PyPDF allows you to read text from PDFs, merge multiple PDFs into one, split PDFs into pages, rotate pages, encrypt/decrypt PDFs, and extract metadata. It integrates easily into Python scripts for automating document handling.

Reading a PDF

from pypdf import PdfReader
reader = PdfReader('document.pdf')
for page in reader.pages:
    print(page.extract_text())

Opens a PDF and extracts text from each page.

Merging PDFs

from pypdf import PdfMerger
merger = PdfMerger()
merger.append('file1.pdf')
merger.append('file2.pdf')
merger.write('merged.pdf')
merger.close()

Combines multiple PDFs into a single merged PDF.

Splitting a PDF

from pypdf import PdfReader, PdfWriter
reader = PdfReader('document.pdf')
writer = PdfWriter()
writer.add_page(reader.pages[0])
writer.write('page1.pdf')

Extracts the first page of a PDF and saves it as a new PDF.

Rotating pages

from pypdf import PdfReader, PdfWriter
reader = PdfReader('document.pdf')
writer = PdfWriter()
page = reader.pages[0]
page.rotate(90)
writer.add_page(page)
writer.write('rotated.pdf')

Rotates the first page of a PDF by 90 degrees and saves it.

Adding metadata

from pypdf import PdfReader, PdfWriter
reader = PdfReader('document.pdf')
writer = PdfWriter()
writer.append_pages_from_reader(reader)
writer.add_metadata({'/Author': 'John Doe', '/Title': 'Sample PDF'})
writer.write('document_with_metadata.pdf')

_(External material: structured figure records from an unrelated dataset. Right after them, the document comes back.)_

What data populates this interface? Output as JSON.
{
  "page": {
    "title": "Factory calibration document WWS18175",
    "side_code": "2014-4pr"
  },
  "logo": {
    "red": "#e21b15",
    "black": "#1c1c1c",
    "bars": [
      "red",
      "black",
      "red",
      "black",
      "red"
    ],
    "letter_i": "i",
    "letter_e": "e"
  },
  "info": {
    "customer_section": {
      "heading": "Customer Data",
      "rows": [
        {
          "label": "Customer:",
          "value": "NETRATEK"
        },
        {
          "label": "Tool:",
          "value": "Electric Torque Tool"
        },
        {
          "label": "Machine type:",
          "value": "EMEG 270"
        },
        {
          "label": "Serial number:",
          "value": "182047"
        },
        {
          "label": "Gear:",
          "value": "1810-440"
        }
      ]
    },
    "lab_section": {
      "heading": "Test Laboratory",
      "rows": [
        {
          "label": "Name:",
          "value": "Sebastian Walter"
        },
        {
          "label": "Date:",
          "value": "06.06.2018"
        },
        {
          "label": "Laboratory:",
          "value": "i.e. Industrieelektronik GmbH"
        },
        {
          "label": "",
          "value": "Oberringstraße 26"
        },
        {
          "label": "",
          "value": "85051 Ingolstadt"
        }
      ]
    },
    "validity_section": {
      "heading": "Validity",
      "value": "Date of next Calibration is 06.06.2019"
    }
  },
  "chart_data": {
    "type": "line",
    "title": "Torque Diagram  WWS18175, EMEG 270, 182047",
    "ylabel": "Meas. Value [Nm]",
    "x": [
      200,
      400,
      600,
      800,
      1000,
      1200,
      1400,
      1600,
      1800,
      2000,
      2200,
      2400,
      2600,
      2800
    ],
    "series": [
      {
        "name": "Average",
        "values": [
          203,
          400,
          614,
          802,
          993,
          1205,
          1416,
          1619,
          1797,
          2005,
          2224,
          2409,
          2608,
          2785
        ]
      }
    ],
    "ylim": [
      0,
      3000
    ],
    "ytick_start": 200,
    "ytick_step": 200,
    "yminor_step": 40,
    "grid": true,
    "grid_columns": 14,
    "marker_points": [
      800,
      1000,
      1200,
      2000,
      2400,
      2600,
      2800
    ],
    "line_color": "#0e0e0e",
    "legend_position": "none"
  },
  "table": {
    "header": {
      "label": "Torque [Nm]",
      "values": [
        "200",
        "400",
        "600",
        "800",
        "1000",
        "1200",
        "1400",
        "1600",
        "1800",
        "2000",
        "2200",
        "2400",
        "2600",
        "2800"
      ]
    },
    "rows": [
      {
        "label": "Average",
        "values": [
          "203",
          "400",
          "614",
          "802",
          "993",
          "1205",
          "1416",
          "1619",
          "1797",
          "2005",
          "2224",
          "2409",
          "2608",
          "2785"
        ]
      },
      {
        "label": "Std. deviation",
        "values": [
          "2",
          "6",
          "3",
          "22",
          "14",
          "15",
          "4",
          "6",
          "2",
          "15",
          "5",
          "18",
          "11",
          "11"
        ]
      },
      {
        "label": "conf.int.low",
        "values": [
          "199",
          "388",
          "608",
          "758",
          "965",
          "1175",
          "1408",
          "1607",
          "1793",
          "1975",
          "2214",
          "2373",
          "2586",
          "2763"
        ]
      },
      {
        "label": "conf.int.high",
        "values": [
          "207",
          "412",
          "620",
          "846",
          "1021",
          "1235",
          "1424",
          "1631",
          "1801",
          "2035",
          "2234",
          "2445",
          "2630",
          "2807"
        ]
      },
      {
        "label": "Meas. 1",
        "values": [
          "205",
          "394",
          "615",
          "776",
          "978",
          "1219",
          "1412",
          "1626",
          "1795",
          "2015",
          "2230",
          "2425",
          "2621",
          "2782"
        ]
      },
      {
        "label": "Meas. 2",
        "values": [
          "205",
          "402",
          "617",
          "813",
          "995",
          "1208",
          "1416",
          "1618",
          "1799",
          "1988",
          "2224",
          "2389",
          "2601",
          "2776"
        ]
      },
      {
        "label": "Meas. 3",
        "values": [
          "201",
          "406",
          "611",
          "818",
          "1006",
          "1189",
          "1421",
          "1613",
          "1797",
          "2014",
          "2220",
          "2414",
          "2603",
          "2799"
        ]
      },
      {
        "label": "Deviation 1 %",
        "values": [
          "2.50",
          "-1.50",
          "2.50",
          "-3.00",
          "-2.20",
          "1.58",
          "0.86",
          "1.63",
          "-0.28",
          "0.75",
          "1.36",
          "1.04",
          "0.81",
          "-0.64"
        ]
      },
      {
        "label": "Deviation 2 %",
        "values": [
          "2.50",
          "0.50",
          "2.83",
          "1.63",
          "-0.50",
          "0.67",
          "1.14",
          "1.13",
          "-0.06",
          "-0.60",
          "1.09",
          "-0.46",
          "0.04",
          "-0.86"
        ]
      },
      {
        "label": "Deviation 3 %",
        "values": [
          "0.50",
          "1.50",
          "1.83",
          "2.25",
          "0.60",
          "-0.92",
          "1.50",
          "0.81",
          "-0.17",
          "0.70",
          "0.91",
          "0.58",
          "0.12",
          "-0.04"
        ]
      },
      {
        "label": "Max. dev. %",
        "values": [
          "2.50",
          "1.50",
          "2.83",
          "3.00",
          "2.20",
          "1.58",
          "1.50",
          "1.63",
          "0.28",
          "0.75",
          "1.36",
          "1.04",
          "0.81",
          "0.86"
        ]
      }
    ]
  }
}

Copies pages from an existing PDF and adds author and title metadata.

Encrypting a PDF

from pypdf import PdfReader, PdfWriter
reader = PdfReader('document.pdf')
writer = PdfWriter()
writer.append_pages_from_reader(reader)
writer.encrypt('password')
writer.write('encrypted.pdf')

Encrypts a PDF file with a password.

Error Handling

FileNotFoundError: Ensure the PDF file path is correct.
PdfReadError: The PDF may be corrupted or encrypted. Check the file integrity.
PermissionError: Ensure you have write permissions when creating or modifying PDFs.

Best Practices

Always close files or use context managers to avoid resource leaks.

Validate PDF input files before processing.

Use `PdfWriter` to create or modify PDFs instead of modifying `PdfReader` objects directly.

Keep backups when manipulating important PDFs.

Use metadata to improve document organization and searchability.